Clear majorities of Muslims surveyed are against any kind of violence used to defend Islam. Of Muslims surveyed, 89% in Pakistan, 81% in Indonesia,78% in Nigeria, and 77% in Tunisia believe that suicide bombings or other violent acts which target civilians are never justified. A 2009 Pew Poll of Muslim Americans indicates that 78% believe that suicide bombing and other civilian-targeted violence is never justifiable. The aforementioned 2013 poll reveals that a majority of Palestinian Muslims (62%) believes that suicide bombing is sometimes justifiable, most likely because of the never-ending wars between Palestine and Israel. However, support for violence in the name of Islam has generally declined.
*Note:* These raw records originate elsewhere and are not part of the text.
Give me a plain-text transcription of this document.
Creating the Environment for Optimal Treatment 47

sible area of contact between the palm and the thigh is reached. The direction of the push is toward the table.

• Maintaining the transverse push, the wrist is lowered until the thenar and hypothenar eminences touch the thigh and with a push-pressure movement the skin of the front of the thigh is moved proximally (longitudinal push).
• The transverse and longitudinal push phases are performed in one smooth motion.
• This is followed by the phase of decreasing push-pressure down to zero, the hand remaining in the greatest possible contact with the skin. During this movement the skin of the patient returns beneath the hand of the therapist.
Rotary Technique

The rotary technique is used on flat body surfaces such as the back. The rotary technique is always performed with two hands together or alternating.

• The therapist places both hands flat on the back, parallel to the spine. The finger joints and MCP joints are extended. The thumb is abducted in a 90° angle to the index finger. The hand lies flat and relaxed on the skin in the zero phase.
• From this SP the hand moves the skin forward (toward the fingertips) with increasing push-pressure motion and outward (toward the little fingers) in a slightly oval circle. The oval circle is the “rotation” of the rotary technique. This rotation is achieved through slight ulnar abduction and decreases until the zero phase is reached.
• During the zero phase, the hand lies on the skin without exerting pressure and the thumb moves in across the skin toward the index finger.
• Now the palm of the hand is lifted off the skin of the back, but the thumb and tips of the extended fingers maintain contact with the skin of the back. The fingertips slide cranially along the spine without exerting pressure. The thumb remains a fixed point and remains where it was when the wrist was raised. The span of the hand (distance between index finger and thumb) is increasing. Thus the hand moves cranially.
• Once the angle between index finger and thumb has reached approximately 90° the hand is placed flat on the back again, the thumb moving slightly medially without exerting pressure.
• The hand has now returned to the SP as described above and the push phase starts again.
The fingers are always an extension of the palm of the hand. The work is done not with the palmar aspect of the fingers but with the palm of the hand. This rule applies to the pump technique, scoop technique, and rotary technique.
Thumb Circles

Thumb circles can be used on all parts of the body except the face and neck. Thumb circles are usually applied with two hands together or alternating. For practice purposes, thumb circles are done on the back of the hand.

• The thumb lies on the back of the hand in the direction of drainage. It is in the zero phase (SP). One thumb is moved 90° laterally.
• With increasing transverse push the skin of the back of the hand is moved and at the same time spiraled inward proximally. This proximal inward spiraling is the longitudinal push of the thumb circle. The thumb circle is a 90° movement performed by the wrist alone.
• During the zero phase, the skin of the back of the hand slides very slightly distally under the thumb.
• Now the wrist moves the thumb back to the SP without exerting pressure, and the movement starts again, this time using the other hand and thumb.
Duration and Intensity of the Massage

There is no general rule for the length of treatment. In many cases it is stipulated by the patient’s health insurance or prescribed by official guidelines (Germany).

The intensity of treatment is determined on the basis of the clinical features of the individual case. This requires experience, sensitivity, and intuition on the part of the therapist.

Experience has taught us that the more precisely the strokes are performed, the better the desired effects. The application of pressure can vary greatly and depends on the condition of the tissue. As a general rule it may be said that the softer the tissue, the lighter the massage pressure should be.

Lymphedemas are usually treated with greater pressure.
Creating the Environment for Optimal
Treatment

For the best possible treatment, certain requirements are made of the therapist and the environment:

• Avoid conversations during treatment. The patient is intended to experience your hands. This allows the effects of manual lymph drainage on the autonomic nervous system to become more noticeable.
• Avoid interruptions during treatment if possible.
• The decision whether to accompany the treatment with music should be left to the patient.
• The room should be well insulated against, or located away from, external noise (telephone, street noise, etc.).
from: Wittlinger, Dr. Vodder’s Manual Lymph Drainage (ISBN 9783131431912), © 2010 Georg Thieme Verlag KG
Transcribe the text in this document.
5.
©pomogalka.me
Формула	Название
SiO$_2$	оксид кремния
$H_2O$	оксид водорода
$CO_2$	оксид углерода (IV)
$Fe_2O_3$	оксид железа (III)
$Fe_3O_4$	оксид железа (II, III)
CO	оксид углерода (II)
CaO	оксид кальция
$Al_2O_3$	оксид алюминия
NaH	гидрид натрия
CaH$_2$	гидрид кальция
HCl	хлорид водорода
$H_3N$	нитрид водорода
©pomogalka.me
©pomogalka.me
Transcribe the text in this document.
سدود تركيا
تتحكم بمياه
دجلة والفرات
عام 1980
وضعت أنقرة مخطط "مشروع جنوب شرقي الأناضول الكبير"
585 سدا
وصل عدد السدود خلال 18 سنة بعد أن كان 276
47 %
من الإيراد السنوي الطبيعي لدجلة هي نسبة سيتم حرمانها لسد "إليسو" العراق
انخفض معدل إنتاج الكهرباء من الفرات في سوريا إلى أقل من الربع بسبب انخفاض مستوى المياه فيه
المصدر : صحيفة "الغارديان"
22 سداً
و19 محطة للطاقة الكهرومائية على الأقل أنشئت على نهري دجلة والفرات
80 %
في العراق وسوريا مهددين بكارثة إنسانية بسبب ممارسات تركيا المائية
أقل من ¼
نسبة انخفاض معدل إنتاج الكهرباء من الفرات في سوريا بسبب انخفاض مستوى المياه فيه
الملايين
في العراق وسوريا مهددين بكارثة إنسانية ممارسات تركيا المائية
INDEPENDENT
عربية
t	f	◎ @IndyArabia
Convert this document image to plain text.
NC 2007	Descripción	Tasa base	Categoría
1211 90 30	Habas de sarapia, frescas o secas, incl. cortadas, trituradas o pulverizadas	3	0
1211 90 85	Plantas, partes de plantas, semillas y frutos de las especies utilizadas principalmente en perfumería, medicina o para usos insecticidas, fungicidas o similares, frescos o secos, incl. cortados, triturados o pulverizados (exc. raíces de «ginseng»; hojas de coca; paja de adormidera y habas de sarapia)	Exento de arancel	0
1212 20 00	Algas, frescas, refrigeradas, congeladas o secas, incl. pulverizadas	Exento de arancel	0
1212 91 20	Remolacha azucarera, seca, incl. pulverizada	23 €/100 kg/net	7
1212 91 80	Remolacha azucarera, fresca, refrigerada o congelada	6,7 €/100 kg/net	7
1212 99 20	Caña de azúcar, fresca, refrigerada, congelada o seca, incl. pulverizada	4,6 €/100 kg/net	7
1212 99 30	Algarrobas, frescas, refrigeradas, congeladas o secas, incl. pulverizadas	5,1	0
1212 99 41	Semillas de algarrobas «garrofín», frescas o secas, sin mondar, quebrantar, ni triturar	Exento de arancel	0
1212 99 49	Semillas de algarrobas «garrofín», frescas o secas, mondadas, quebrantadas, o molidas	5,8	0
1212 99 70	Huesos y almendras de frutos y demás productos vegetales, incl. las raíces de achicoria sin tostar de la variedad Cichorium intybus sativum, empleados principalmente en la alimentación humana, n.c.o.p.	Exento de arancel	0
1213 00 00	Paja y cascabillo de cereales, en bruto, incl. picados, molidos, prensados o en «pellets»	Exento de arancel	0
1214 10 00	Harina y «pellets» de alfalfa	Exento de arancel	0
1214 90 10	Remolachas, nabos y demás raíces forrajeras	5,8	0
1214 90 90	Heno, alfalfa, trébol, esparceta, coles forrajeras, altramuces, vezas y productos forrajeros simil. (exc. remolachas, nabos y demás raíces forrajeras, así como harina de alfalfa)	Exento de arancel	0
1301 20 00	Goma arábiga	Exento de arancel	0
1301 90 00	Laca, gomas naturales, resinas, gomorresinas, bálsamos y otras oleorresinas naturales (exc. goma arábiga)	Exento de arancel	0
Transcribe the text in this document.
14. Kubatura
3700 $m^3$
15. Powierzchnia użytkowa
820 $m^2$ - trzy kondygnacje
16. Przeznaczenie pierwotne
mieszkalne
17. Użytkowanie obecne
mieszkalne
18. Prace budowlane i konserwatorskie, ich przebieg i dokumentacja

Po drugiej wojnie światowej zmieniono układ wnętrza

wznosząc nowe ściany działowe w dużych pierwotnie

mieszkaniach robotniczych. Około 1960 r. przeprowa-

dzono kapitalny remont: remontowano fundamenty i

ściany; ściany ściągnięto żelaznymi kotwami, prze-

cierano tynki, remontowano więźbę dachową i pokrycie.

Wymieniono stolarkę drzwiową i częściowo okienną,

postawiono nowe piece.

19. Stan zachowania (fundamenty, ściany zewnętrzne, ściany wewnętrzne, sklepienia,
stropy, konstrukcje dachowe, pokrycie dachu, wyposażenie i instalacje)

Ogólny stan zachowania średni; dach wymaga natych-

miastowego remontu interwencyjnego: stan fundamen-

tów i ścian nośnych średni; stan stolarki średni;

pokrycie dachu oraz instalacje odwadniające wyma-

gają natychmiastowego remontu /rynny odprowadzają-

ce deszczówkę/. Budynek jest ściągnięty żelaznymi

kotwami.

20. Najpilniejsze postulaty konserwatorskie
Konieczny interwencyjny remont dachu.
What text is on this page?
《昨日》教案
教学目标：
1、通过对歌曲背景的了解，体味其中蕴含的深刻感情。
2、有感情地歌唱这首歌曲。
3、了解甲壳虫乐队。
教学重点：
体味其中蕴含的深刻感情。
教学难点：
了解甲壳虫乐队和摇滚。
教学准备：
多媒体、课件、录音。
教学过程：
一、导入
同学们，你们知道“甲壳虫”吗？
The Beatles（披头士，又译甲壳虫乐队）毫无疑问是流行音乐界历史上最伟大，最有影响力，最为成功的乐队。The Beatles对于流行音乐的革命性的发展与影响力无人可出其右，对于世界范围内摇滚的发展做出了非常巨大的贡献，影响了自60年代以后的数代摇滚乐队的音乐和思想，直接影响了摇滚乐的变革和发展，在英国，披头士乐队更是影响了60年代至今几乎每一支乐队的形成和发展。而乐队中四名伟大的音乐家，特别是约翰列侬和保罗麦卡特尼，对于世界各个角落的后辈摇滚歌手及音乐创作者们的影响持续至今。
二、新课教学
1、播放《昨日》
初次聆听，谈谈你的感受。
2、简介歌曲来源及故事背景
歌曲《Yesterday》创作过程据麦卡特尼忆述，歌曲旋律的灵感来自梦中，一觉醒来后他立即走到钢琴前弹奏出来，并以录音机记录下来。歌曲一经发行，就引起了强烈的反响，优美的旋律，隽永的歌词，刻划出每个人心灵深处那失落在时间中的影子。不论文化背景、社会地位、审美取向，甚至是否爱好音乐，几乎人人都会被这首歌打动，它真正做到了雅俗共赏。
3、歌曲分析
It is encouraging to learn that the fringe minority of Muslim extremists and their supporters are indeed a (most likely) fringe minority. However, it is frightening to look at just how large the minority is. Even in the United States, where Muslims are more likely to be exposed to secular culture and other religions, only 78% believe that suicide bombing and other forms of violence against civilians to defend Islam is never justifiable. That means that 22% believe that it is sometimes justifiable. However, it is important to note the nebulousness of this question, which ultimately asked if violence of any kind in defense of Islam could ever be justified. The polls do not ask under what circumstances such violence is acceptable, nor does it define what it means to defend Islam. A more accurate poll would ask if violence is necessary in specific instances. For example, is violence justified when someone draws Mohammed? Is violence justified when a group of people attacks your community and you fear that if you don’t retaliate that your community will be annihilated? Such questions would give a better picture of just how many Muslims do support extremist behaviors.
On the other hand, the 2009 poll of Muslim Americans indicated that 7% believe that suicide bombing specifically is justifiable at least some circumstances. Unlike other forms of violence, which could theoretically be retaliation against violent attacks, the promise of a martyr’s heaven is a large part of a suicide bomber’s motive and clearly has nothing to do with self-defense. As Richard Dawkins notes in The God Delusion, it is a firm adherence to their faith that gave the Muslim 9/11 hijackers to execute their attack as a suicide mission. Unfortunately, the 2013 poll, which surveyed Muslims outside of the United States, did not ask respondents separate questions about suicide bombing and violence in general.
It is encouraging to see that the Muslim extremism is declining, possibly due to the Internet. Muslims in countries dominated by Sharia law are sometimes able to learn about other ideas through the Internet and thus change their views, or at least broaden their horizons. In fact, another Pew poll conducted in 2013 indicates that Muslim Internet use is correlated with favorable views of Western culture even when controlling for age, gender, level of religious observance, and participation in interfaith activities. The poll indicates that Internet users still view Islam as the only path to heaven, and it does not indicate one way or another if Internet use impacts Muslims’ views on extremism in the name of Islam. However, if Internet use correlates with favorable views of Western culture, it seems unlikely that these people would support religious extremism. Perhaps the Internet is the key to reducing Muslim extremism—and extremism of any kind.